Nihonshu (sake, or rice wine to some) is making a comeback. After years of playing second fiddle to shochu, nihonshu is reclaiming its crown as the king of Japanese beverages. Now more than ever, there is a better range of quality sake available throughout Japan, and one third of all sake produced in the country is brewed right in our backyard in Nada, Kobe.
Kansai has always been one of the hubs of sake production but by the Edo period, Nada had firmly staked its place as the center of it all. Integral to this was the discovery of Nada’s miyamizu – the mineral-rich, hallowed water that flows from Rokko Mountain via six rivers to underground wells. It provides the ideal water for quick, robust fermentation; perfect for sake brewing. As well as the quality of the local water, Nada’s seaside location provided excellent access to ports, allowing the breweries to ship their sake quickly and efficiently to Edo (Tokyo) and its flourishing population. Nada’s reputation was firmly established and the region saw the rise of what would become some of the biggest sake breweries in the country. These days Nada still holds its place as Japan’s largest sake producer, and while there are many other equally interesting sake regions in the country, few are as accessible with such well-serviced cellar doors as Nada.
For a simple day trip, start at Hanshin Uozaki Station. From here it’s a mere seven-minute walk to Hamafukutsuru Ginjo Kobo. In terms of production, Hamafukutsuru is actually quite small but the cellar door is well setup with lots of sake-related snacks and condiments, including their softserve ice cream made with daiginjo sake. Head upstairs for bilingual audio and video explanations of the brewing process as well as peek through the windows into the brewery itself to see some of the action. Free tastings of most of their range (including fruit infused sake such as yuzu and honey and lemon) are available, but if you’d like to settle in you can sidle up to the bar and try a flight of three of their premium sake for ¥600 (add some nibbles for ¥300). Of note is their Limousin sake liqueur aged in French oak brandy barrels. Rich and sweet, the vanillin aromas from the oak provide an interesting contrast to familiar sake flavors.
From there, a 200-meter stroll will get you to Sakura Masamune, the aforementioned discoverer of Nada’s famed miyamizu. There aren’t a lot of places to eat in Nada so this is a good spot to grab a quick meal either in their cafe, or upstairs where you can treat yourself to some serious crab cuisine. There is even a bar, Sanbaiya, open from 5pm if you just want to have a few drinks. Also upstairs is a small museum of old brewing tools and aged bottles. While up there, have a commemorative bottle made with your photo on the label for ¥260 (plus cost of sake)

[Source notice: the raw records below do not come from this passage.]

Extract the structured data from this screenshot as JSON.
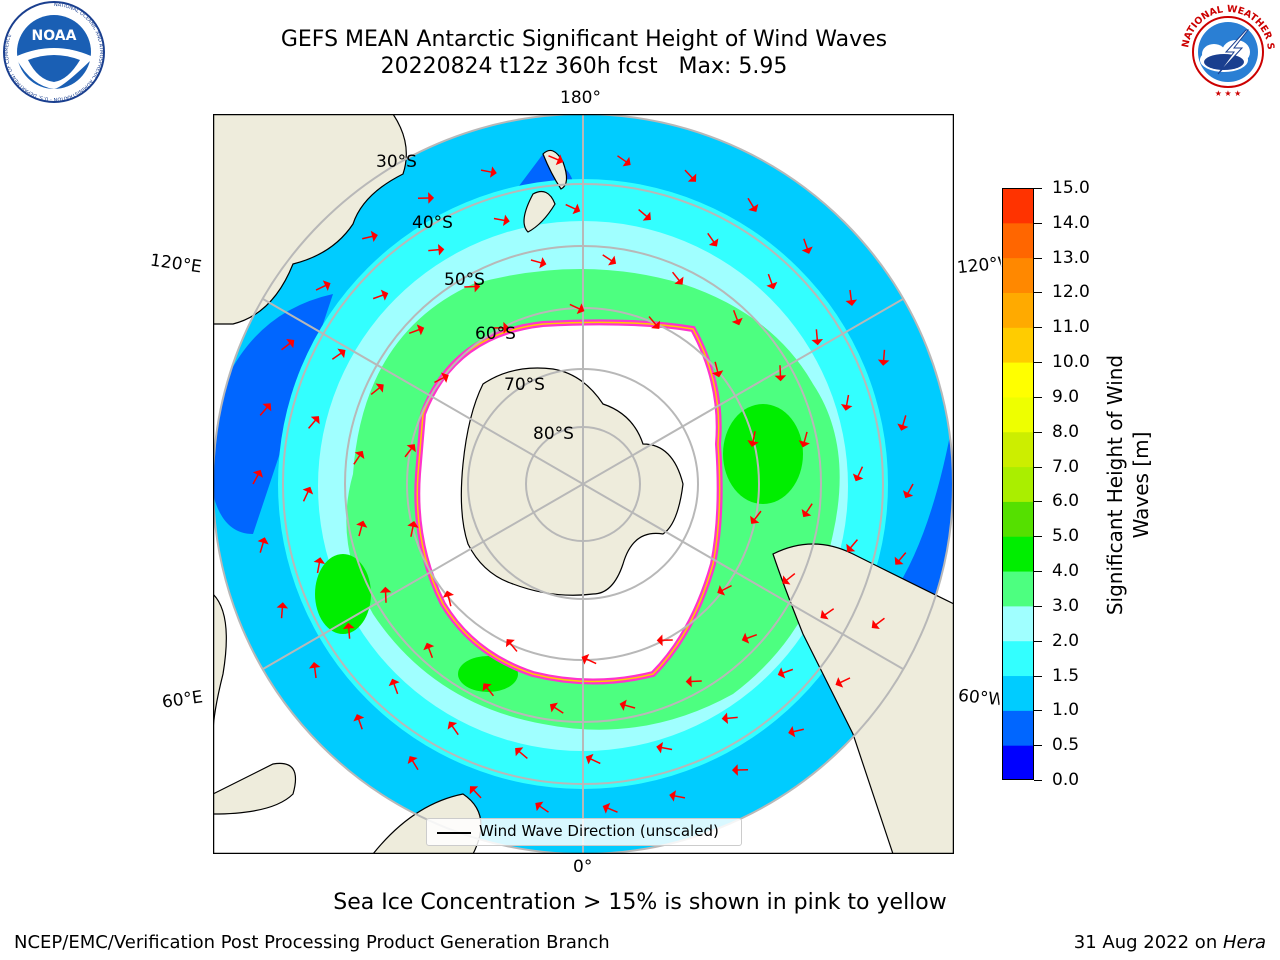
{
  "header": {
    "title_line1": "GEFS MEAN Antarctic Significant Height of Wind Waves",
    "title_line2": "20220824 t12z 360h fcst   Max: 5.95"
  },
  "logos": {
    "noaa_text": "NOAA",
    "noaa_ring_text": "NATIONAL OCEANIC AND ATMOSPHERIC ADMINISTRATION · U.S. DEPARTMENT OF COMMERCE",
    "nws_ring_text": "NATIONAL WEATHER SERVICE"
  },
  "map": {
    "lon_labels": {
      "top": "180°",
      "bottom": "0°",
      "left_upper": "120°E",
      "left_lower": "60°E",
      "right_upper": "120°W",
      "right_lower": "60°W"
    },
    "lat_labels": [
      "30°S",
      "40°S",
      "50°S",
      "60°S",
      "70°S",
      "80°S"
    ],
    "legend_label": "Wind Wave Direction (unscaled)"
  },
  "colorbar": {
    "title": "Significant Height of Wind Waves [m]",
    "ticks": [
      "0.0",
      "0.5",
      "1.0",
      "1.5",
      "2.0",
      "3.0",
      "4.0",
      "5.0",
      "6.0",
      "7.0",
      "8.0",
      "9.0",
      "10.0",
      "11.0",
      "12.0",
      "13.0",
      "14.0",
      "15.0"
    ],
    "colors": [
      "#0000ff",
      "#0066ff",
      "#00ccff",
      "#33ffff",
      "#a0ffff",
      "#4dff80",
      "#00ee00",
      "#55e000",
      "#aaee00",
      "#ccee00",
      "#eeff00",
      "#ffff00",
      "#ffcc00",
      "#ffaa00",
      "#ff8800",
      "#ff6600",
      "#ff3300",
      "#ff0000"
    ]
  },
  "notes": {
    "sea_ice_note": "Sea Ice Concentration > 15% is shown in pink to yellow",
    "footer_left": "NCEP/EMC/Verification Post Processing Product Generation Branch",
    "footer_right_date": "31 Aug 2022 on ",
    "footer_right_machine": "Hera"
  }
}
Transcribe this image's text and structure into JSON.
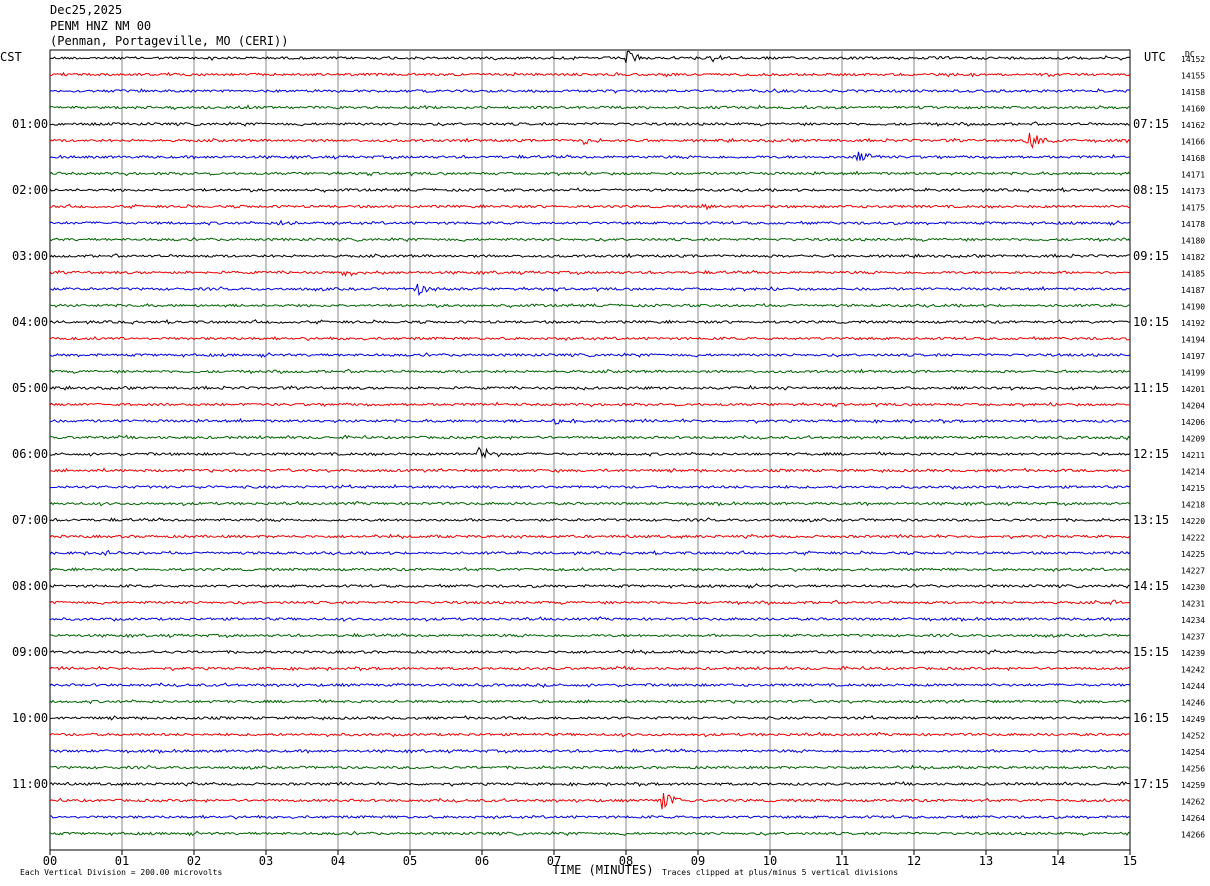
{
  "header": {
    "date": "Dec25,2025",
    "station": "PENM HNZ NM 00",
    "location": "(Penman, Portageville, MO (CERI))"
  },
  "chart_data": {
    "type": "line",
    "title": "",
    "left_timezone": "CST",
    "right_timezone": "UTC",
    "corner_label": "DC",
    "xlabel": "TIME (MINUTES)",
    "xlim": [
      0,
      15
    ],
    "x_ticks": [
      "00",
      "01",
      "02",
      "03",
      "04",
      "05",
      "06",
      "07",
      "08",
      "09",
      "10",
      "11",
      "12",
      "13",
      "14",
      "15"
    ],
    "left_hour_labels": [
      "01:00",
      "02:00",
      "03:00",
      "04:00",
      "05:00",
      "06:00",
      "07:00",
      "08:00",
      "09:00",
      "10:00",
      "11:00"
    ],
    "right_hour_labels": [
      "07:15",
      "08:15",
      "09:15",
      "10:15",
      "11:15",
      "12:15",
      "13:15",
      "14:15",
      "15:15",
      "16:15",
      "17:15"
    ],
    "trace_colors": [
      "#000000",
      "#ee0000",
      "#0000dd",
      "#006400"
    ],
    "dc_offsets": [
      "14152",
      "14155",
      "14158",
      "14160",
      "14162",
      "14166",
      "14168",
      "14171",
      "14173",
      "14175",
      "14178",
      "14180",
      "14182",
      "14185",
      "14187",
      "14190",
      "14192",
      "14194",
      "14197",
      "14199",
      "14201",
      "14204",
      "14206",
      "14209",
      "14211",
      "14214",
      "14215",
      "14218",
      "14220",
      "14222",
      "14225",
      "14227",
      "14230",
      "14231",
      "14234",
      "14237",
      "14239",
      "14242",
      "14244",
      "14246",
      "14249",
      "14252",
      "14254",
      "14256",
      "14259",
      "14262",
      "14264",
      "14266"
    ],
    "events": [
      {
        "trace": 0,
        "minute": 8.0,
        "amplitude": 9
      },
      {
        "trace": 0,
        "minute": 9.2,
        "amplitude": 4
      },
      {
        "trace": 5,
        "minute": 13.6,
        "amplitude": 10
      },
      {
        "trace": 5,
        "minute": 7.4,
        "amplitude": 4
      },
      {
        "trace": 6,
        "minute": 11.2,
        "amplitude": 8
      },
      {
        "trace": 9,
        "minute": 9.1,
        "amplitude": 4
      },
      {
        "trace": 10,
        "minute": 3.2,
        "amplitude": 4
      },
      {
        "trace": 13,
        "minute": 4.1,
        "amplitude": 5
      },
      {
        "trace": 14,
        "minute": 5.1,
        "amplitude": 6
      },
      {
        "trace": 22,
        "minute": 7.0,
        "amplitude": 4
      },
      {
        "trace": 24,
        "minute": 5.9,
        "amplitude": 12
      },
      {
        "trace": 30,
        "minute": 0.7,
        "amplitude": 4
      },
      {
        "trace": 33,
        "minute": 14.7,
        "amplitude": 4
      },
      {
        "trace": 45,
        "minute": 8.5,
        "amplitude": 9
      }
    ],
    "footer_left": "Each Vertical Division =  200.00 microvolts",
    "footer_right": "Traces clipped at plus/minus 5 vertical divisions"
  }
}
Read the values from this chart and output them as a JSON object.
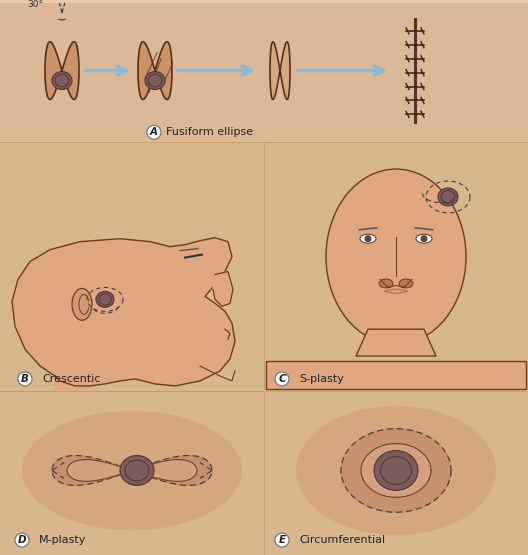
{
  "bg_color": "#e8c9a8",
  "panel_bg_A": "#deb99a",
  "panel_bg_BC": "#deb99a",
  "panel_bg_DE": "#deb99a",
  "skin_face": "#e0a882",
  "skin_mid": "#cc8f6a",
  "skin_shade": "#c07a55",
  "lesion_color": "#7a5c5c",
  "lesion_edge": "#5a3030",
  "outline_color": "#6a4020",
  "dashed_color": "#444444",
  "arrow_color": "#8ab8d8",
  "suture_color": "#4a2a10",
  "angle_label": "30°",
  "panel_A_text": "Fusiform ellipse",
  "panel_B_text": "Crescentic",
  "panel_C_text": "S-plasty",
  "panel_D_text": "M-plasty",
  "panel_E_text": "Circumferential",
  "fig_w": 5.28,
  "fig_h": 5.55,
  "dpi": 100
}
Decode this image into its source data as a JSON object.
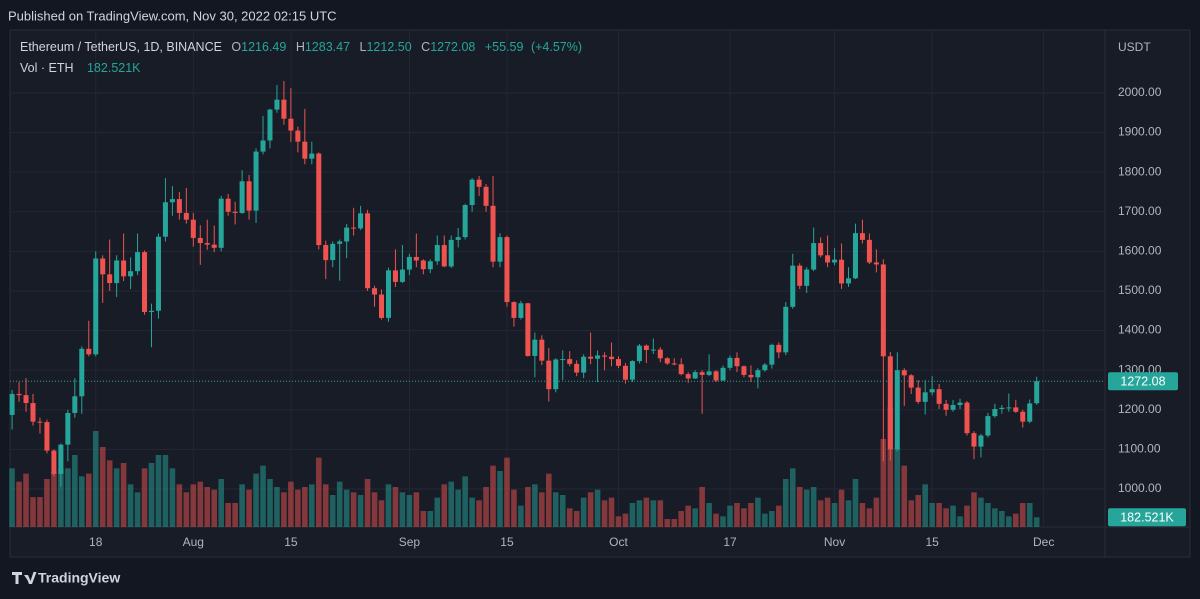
{
  "published": "Published on TradingView.com, Nov 30, 2022 02:15 UTC",
  "footer": {
    "brand": "TradingView"
  },
  "chart_data": {
    "type": "candlestick",
    "title": "Ethereum / TetherUS, 1D, BINANCE",
    "ohlc_labels": [
      "O",
      "H",
      "L",
      "C"
    ],
    "change": {
      "value": 55.59,
      "label": "+55.59"
    },
    "change_pct": {
      "value": 4.57,
      "label": "(+4.57%)"
    },
    "y_unit": "USDT",
    "up_color": "#26a69a",
    "down_color": "#ef5350",
    "grid": true,
    "ylim": [
      904,
      2159
    ],
    "yticks": [
      {
        "value": 1000,
        "label": "1000.00"
      },
      {
        "value": 1100,
        "label": "1100.00"
      },
      {
        "value": 1200,
        "label": "1200.00"
      },
      {
        "value": 1300,
        "label": "1300.00"
      },
      {
        "value": 1400,
        "label": "1400.00"
      },
      {
        "value": 1500,
        "label": "1500.00"
      },
      {
        "value": 1600,
        "label": "1600.00"
      },
      {
        "value": 1700,
        "label": "1700.00"
      },
      {
        "value": 1800,
        "label": "1800.00"
      },
      {
        "value": 1900,
        "label": "1900.00"
      },
      {
        "value": 2000,
        "label": "2000.00"
      }
    ],
    "xlim": [
      -0.3,
      156.8
    ],
    "xticks": [
      {
        "value": 12,
        "label": "18"
      },
      {
        "value": 26,
        "label": "Aug"
      },
      {
        "value": 40,
        "label": "15"
      },
      {
        "value": 57,
        "label": "Sep"
      },
      {
        "value": 71,
        "label": "15"
      },
      {
        "value": 87,
        "label": "Oct"
      },
      {
        "value": 103,
        "label": "17"
      },
      {
        "value": 118,
        "label": "Nov"
      },
      {
        "value": 132,
        "label": "15"
      },
      {
        "value": 148,
        "label": "Dec"
      }
    ],
    "open": [
      1187,
      1240,
      1237,
      1217,
      1170,
      1169,
      1097,
      1038,
      1112,
      1192,
      1234,
      1354,
      1340,
      1582,
      1542,
      1520,
      1577,
      1537,
      1550,
      1598,
      1447,
      1450,
      1637,
      1724,
      1732,
      1697,
      1680,
      1634,
      1621,
      1617,
      1609,
      1733,
      1700,
      1697,
      1777,
      1703,
      1852,
      1880,
      1958,
      1983,
      1935,
      1905,
      1877,
      1834,
      1847,
      1616,
      1578,
      1619,
      1625,
      1660,
      1658,
      1696,
      1507,
      1491,
      1432,
      1552,
      1523,
      1554,
      1586,
      1577,
      1555,
      1575,
      1616,
      1562,
      1629,
      1636,
      1717,
      1781,
      1763,
      1715,
      1574,
      1636,
      1472,
      1432,
      1469,
      1336,
      1377,
      1324,
      1252,
      1327,
      1328,
      1316,
      1294,
      1334,
      1329,
      1337,
      1334,
      1328,
      1311,
      1276,
      1323,
      1362,
      1351,
      1352,
      1330,
      1317,
      1315,
      1290,
      1279,
      1295,
      1288,
      1297,
      1274,
      1306,
      1331,
      1310,
      1288,
      1282,
      1300,
      1314,
      1364,
      1345,
      1460,
      1564,
      1513,
      1554,
      1621,
      1590,
      1572,
      1579,
      1519,
      1532,
      1646,
      1629,
      1572,
      1567,
      1335,
      1100,
      1300,
      1287,
      1256,
      1220,
      1244,
      1252,
      1215,
      1200,
      1212,
      1218,
      1141,
      1107,
      1135,
      1184,
      1202,
      1205,
      1206,
      1195,
      1170,
      1216.49
    ],
    "high": [
      1250,
      1270,
      1280,
      1240,
      1180,
      1175,
      1100,
      1115,
      1200,
      1280,
      1360,
      1425,
      1600,
      1590,
      1630,
      1590,
      1645,
      1585,
      1645,
      1602,
      1468,
      1645,
      1785,
      1765,
      1750,
      1760,
      1697,
      1666,
      1680,
      1665,
      1740,
      1745,
      1725,
      1805,
      1793,
      1860,
      1942,
      1960,
      2020,
      2030,
      2012,
      1915,
      1960,
      1877,
      1850,
      1627,
      1625,
      1630,
      1669,
      1710,
      1715,
      1705,
      1513,
      1504,
      1559,
      1605,
      1616,
      1594,
      1645,
      1580,
      1580,
      1640,
      1640,
      1640,
      1659,
      1720,
      1785,
      1790,
      1770,
      1790,
      1646,
      1640,
      1474,
      1475,
      1470,
      1395,
      1388,
      1356,
      1330,
      1350,
      1348,
      1325,
      1340,
      1395,
      1350,
      1345,
      1370,
      1335,
      1318,
      1325,
      1366,
      1365,
      1380,
      1358,
      1333,
      1330,
      1330,
      1295,
      1300,
      1300,
      1340,
      1300,
      1312,
      1337,
      1345,
      1312,
      1312,
      1305,
      1318,
      1367,
      1370,
      1472,
      1594,
      1570,
      1560,
      1660,
      1635,
      1640,
      1608,
      1620,
      1560,
      1670,
      1680,
      1645,
      1605,
      1580,
      1346,
      1345,
      1305,
      1290,
      1275,
      1275,
      1285,
      1265,
      1225,
      1225,
      1228,
      1222,
      1146,
      1139,
      1192,
      1215,
      1212,
      1241,
      1225,
      1200,
      1226,
      1283.47
    ],
    "low": [
      1150,
      1220,
      1195,
      1160,
      1140,
      1090,
      1032,
      1006,
      1070,
      1180,
      1190,
      1335,
      1335,
      1470,
      1500,
      1485,
      1525,
      1505,
      1540,
      1440,
      1358,
      1430,
      1625,
      1690,
      1680,
      1670,
      1612,
      1566,
      1604,
      1598,
      1600,
      1690,
      1668,
      1695,
      1680,
      1672,
      1845,
      1860,
      1950,
      1920,
      1876,
      1850,
      1820,
      1820,
      1605,
      1530,
      1560,
      1526,
      1583,
      1640,
      1654,
      1500,
      1460,
      1428,
      1422,
      1510,
      1520,
      1540,
      1560,
      1542,
      1545,
      1566,
      1560,
      1558,
      1610,
      1630,
      1700,
      1740,
      1700,
      1560,
      1560,
      1460,
      1410,
      1428,
      1334,
      1282,
      1313,
      1221,
      1244,
      1275,
      1310,
      1285,
      1280,
      1315,
      1270,
      1300,
      1310,
      1305,
      1266,
      1270,
      1317,
      1318,
      1341,
      1320,
      1313,
      1312,
      1287,
      1268,
      1278,
      1190,
      1285,
      1270,
      1273,
      1300,
      1295,
      1282,
      1270,
      1254,
      1296,
      1304,
      1330,
      1338,
      1455,
      1505,
      1495,
      1550,
      1585,
      1560,
      1565,
      1505,
      1510,
      1530,
      1620,
      1568,
      1547,
      1070,
      1072,
      1095,
      1210,
      1240,
      1215,
      1188,
      1236,
      1202,
      1185,
      1195,
      1202,
      1135,
      1075,
      1080,
      1130,
      1180,
      1190,
      1195,
      1192,
      1155,
      1166,
      1212.5
    ],
    "close": [
      1240,
      1237,
      1217,
      1170,
      1169,
      1097,
      1038,
      1112,
      1192,
      1234,
      1354,
      1340,
      1582,
      1542,
      1520,
      1577,
      1537,
      1550,
      1598,
      1447,
      1450,
      1637,
      1724,
      1732,
      1697,
      1680,
      1634,
      1621,
      1617,
      1609,
      1733,
      1700,
      1697,
      1777,
      1703,
      1852,
      1880,
      1958,
      1983,
      1935,
      1905,
      1877,
      1834,
      1847,
      1616,
      1578,
      1619,
      1625,
      1660,
      1658,
      1696,
      1507,
      1491,
      1432,
      1552,
      1523,
      1554,
      1586,
      1577,
      1555,
      1575,
      1616,
      1562,
      1629,
      1636,
      1717,
      1781,
      1763,
      1715,
      1574,
      1636,
      1472,
      1432,
      1469,
      1336,
      1377,
      1324,
      1252,
      1327,
      1328,
      1316,
      1294,
      1334,
      1329,
      1337,
      1334,
      1328,
      1311,
      1276,
      1323,
      1362,
      1351,
      1352,
      1330,
      1317,
      1315,
      1290,
      1279,
      1295,
      1288,
      1297,
      1274,
      1306,
      1331,
      1310,
      1288,
      1282,
      1300,
      1314,
      1364,
      1345,
      1460,
      1564,
      1513,
      1554,
      1621,
      1590,
      1572,
      1579,
      1519,
      1532,
      1646,
      1629,
      1572,
      1567,
      1335,
      1100,
      1300,
      1287,
      1256,
      1220,
      1244,
      1252,
      1215,
      1200,
      1212,
      1218,
      1141,
      1107,
      1135,
      1184,
      1202,
      1205,
      1206,
      1195,
      1170,
      1216,
      1272.08
    ],
    "low_labels": {
      "147": "1212.50"
    },
    "volume": {
      "name": "Vol · ETH",
      "values": [
        1100,
        850,
        1000,
        560,
        560,
        900,
        1050,
        1100,
        1100,
        1350,
        950,
        1000,
        1800,
        1500,
        1250,
        1100,
        1200,
        800,
        650,
        1100,
        1200,
        1350,
        1350,
        1100,
        800,
        650,
        800,
        850,
        750,
        700,
        900,
        450,
        450,
        800,
        700,
        1000,
        1150,
        900,
        750,
        650,
        850,
        700,
        750,
        800,
        1300,
        800,
        600,
        850,
        700,
        650,
        600,
        900,
        650,
        500,
        800,
        750,
        650,
        600,
        650,
        300,
        300,
        550,
        800,
        850,
        700,
        950,
        550,
        500,
        750,
        1150,
        1050,
        1300,
        700,
        400,
        750,
        800,
        650,
        1000,
        650,
        600,
        350,
        300,
        550,
        650,
        700,
        500,
        550,
        200,
        250,
        450,
        500,
        550,
        500,
        500,
        150,
        150,
        300,
        400,
        350,
        750,
        450,
        250,
        200,
        400,
        450,
        350,
        450,
        550,
        250,
        300,
        400,
        900,
        1100,
        750,
        700,
        750,
        500,
        550,
        450,
        700,
        500,
        900,
        450,
        350,
        550,
        1650,
        2250,
        1500,
        1150,
        500,
        600,
        800,
        450,
        450,
        350,
        400,
        200,
        400,
        650,
        550,
        450,
        350,
        300,
        200,
        250,
        450,
        450,
        182.521
      ],
      "value_labels": {
        "147": "182.521K"
      },
      "opacity": 0.5
    }
  }
}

A further five-minute walk will bring you to Kiku Masamune. Founded in 1659, Kiku Masamune is as rich in history as it is in producing fine sake. The rather cute gardens at the entrance lead into a very detailed museum, again complete with multilingual video explanations. On the second floor is a sealed room containing sake-related paraphernalia, tools, and serving apparatuses that have been declared National Heritage artefacts. There is sake tasting downstairs in the gift shop. Keep an eye out for their kimoto range. Kimoto is the traditional, labour-intensive style of brewing. The method brings out a bolder, fullbodied character which is in line with their goal of producing food-friendly, dry sake.
Save the biggest for last. Hakutsuru is the largest sake brand in the country. Their TV commercials are well-known and their sake ubiquitous in convenience stores and supermarkets throughout Japan. But while they do make plenty of cheap (read: consumer-friendly) sake styles, they also produce premium sake of exceptional quality. A visit to the Hakutsuru brewery provides possibly the most in-depth analysis and explanation of sake brewing history and production. The eerily life-like mannequins scattered throughout the museum help to illustrate the different stages of sake production, and the English audio explanations at each station are very thorough. Access to the actual brewery is generally not provided except for the first week of October when they throw the doors open for World Sake Day (October 1st). Again, sake tasting is available as well as samples of many types of sake-related cosmetics. Rice powder, nuka, is a popular ingredient in many cosmetics such as moisturizers and creams for soft skin. If you ever catch a glimpse of the hands of a sake brewer, you’ll understand why they appear so soft and smooth.
Once you’ve had your fill, it’s just another 10-minute walk back up to Sumiyoshi Station. The local council has kindly scattered bilingual maps of the Nada sake brewery area around the town and at the six stations that cover the area so it’s difficult to get lost. Just remember to leave the car at home!